A travers Cap Bank, nous avons pensé qu’en temps de crises, il faut prendre des initiatives. Notre créneau à nous est l’innovation, car s’il y a un domaine où nous avons des avantages compétitifs dans notre pays, c’est bien celui-là. Donc, tout ce qui relève de l’industrie 4.0, de intelligence artificielle, de la robotique, des systèmes complexes et de l’agroalimentaire, car nous avons des atouts dans ces domaines. Nous procédons à des focus sectoriels et des recherches pour trouver des promoteurs qui portent ces projets-là. Nous les accompagnons du début à la fin, et c’est ce qui nous différencie des autres.

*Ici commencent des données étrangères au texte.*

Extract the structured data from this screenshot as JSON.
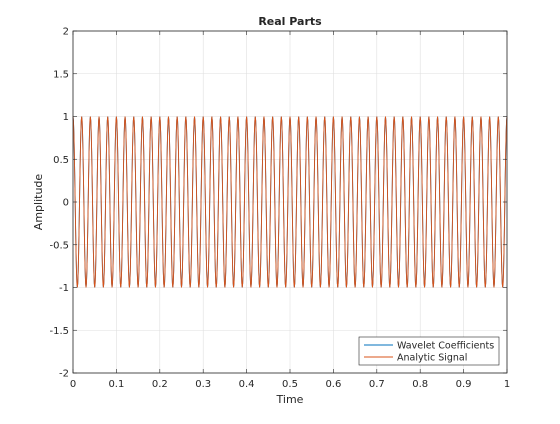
{
  "chart_data": {
    "type": "line",
    "title": "Real Parts",
    "xlabel": "Time",
    "ylabel": "Amplitude",
    "xlim": [
      0,
      1
    ],
    "ylim": [
      -2,
      2
    ],
    "xticks": [
      0,
      0.1,
      0.2,
      0.3,
      0.4,
      0.5,
      0.6,
      0.7,
      0.8,
      0.9,
      1
    ],
    "xtick_labels": [
      "0",
      "0.1",
      "0.2",
      "0.3",
      "0.4",
      "0.5",
      "0.6",
      "0.7",
      "0.8",
      "0.9",
      "1"
    ],
    "yticks": [
      -2,
      -1.5,
      -1,
      -0.5,
      0,
      0.5,
      1,
      1.5,
      2
    ],
    "ytick_labels": [
      "-2",
      "-1.5",
      "-1",
      "-0.5",
      "0",
      "0.5",
      "1",
      "1.5",
      "2"
    ],
    "grid": true,
    "legend_position": "bottom-right",
    "series": [
      {
        "name": "Wavelet Coefficients",
        "color": "#0072bd",
        "function": "cosine",
        "frequency": 50,
        "amplitude": 1,
        "samples": 1000,
        "x_range": [
          0,
          1
        ]
      },
      {
        "name": "Analytic Signal",
        "color": "#d95319",
        "function": "cosine",
        "frequency": 50,
        "amplitude": 1,
        "samples": 1000,
        "x_range": [
          0,
          1
        ]
      }
    ]
  }
}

Nous croyons que si nous-mêmes ne le faisons pas, personne ne le fera. Le système bancaire classique conventionnel ne peut pas le faire parce que ce n’est pas dans sa vocation. Les fonds d’investissement conventionnels traditionnels ne le font pas parce qu’il y a trop de risques. Pour nous, même si le risque est élevé, le résultat peut être extraordinaire, et c’est ce qui nous encourage dans cette orientation.

Quels sont les projets qui vous ont séduits ?

Il y en a plusieurs où nous avons été un peu pionniers, comme la robotique, notamment la robotique de sécurité. Nous accompagnons un projet très important pour nous, que nous avons financé à hauteur de 4,5 millions de dinars (MDT), et c’est le plus gros ticket pour une start up en Tunisie.

Nous partons d’une analyse à la fois macroéconomique et microéconomique sur la question de la sécurité qui va être une problématique tout au long du 21ème siècle, avec un changement de modèle et une introduction de la robotisation. Je suis convaincu que, dans les 5 années à venir, la start up sera une icône africaine.

il n’y a pas d’âge pour entreprendre, il n’y a pas d’origine géographique pour entreprendre et il y a pas de genre pour entreprendre !

Nous misons aussi sur tout ce qui relève de l’intelligence artificielle, parce que c’est un domaine dans lequel nous avons des avantages compétitifs.

L’internet des objets (Internet Of Thing) aura un grand avenir dans un domaine qui en a fortement besoin, à savoir l’agriculture. Gérer l’agriculture de manière intelligente et de manière moderne permet de comprimer les coûts et les charges.

Nous nous intéressons également au génie chimique et composite. Nous avons accompagné un projet qui est une success story. Il a été entrepris par un senior qui a vécu 28 ans à l’étranger. Rentré au bercail, il a voulu lancer son propre projet et nous l’avons accompagné.  Nous sommes fiers de démontrer que l’on peut entreprendre à tout âge et qu’un «startuppeur» n’est pas forcément un jeune de moins de 30 ans.  De notre point de vue, il n’y a pas d’âge pour entreprendre, il n’y a pas d’origine géographique pour entreprendre et il y a pas de genre pour entreprendre !

Un bon entrepreneur, c’est quelqu’un qui a une idée, qui a quelques moyens et qui estime qu’il y a un marché pour son produit. S’il n’a pas lui-même les moyens, il peut trouver des gens pour l’accompagner dans sa démarche.  En Tunisie, nous misons sur ce qu’il y a de meilleur et en dépit de toutes les difficultés, ça marche et ça marche parce que nous avons une stratégie.

Quelle est votre stratégie ?

C’est une stratégie que nous sommes seuls à appliquer, le crédo de Capbank, est : «A Handzone for a value creation». A partir du moment où nous pensons à une participation dans un projet, il devient le nôtre. C’est pour cela que nous réussissons plus que les autres, parce que nous sommes interventionnistes, parce que nous connaissons les circuits administratifs et nous sommes corps et âme avec le promoteur.

Nous ne sommes pas juste les membres d’un conseil d’administration auquel nous assistons  4 fois par an.  Nous sommes dans l’accompagnement, dans le soutien, dans le lobbying quand c’est nécessaire, pour justement démontrer que nous croyons dans le projet et que le projet est devenu le nôtre. Dans tout projet, la volonté de réussir détermine le degré de réussite.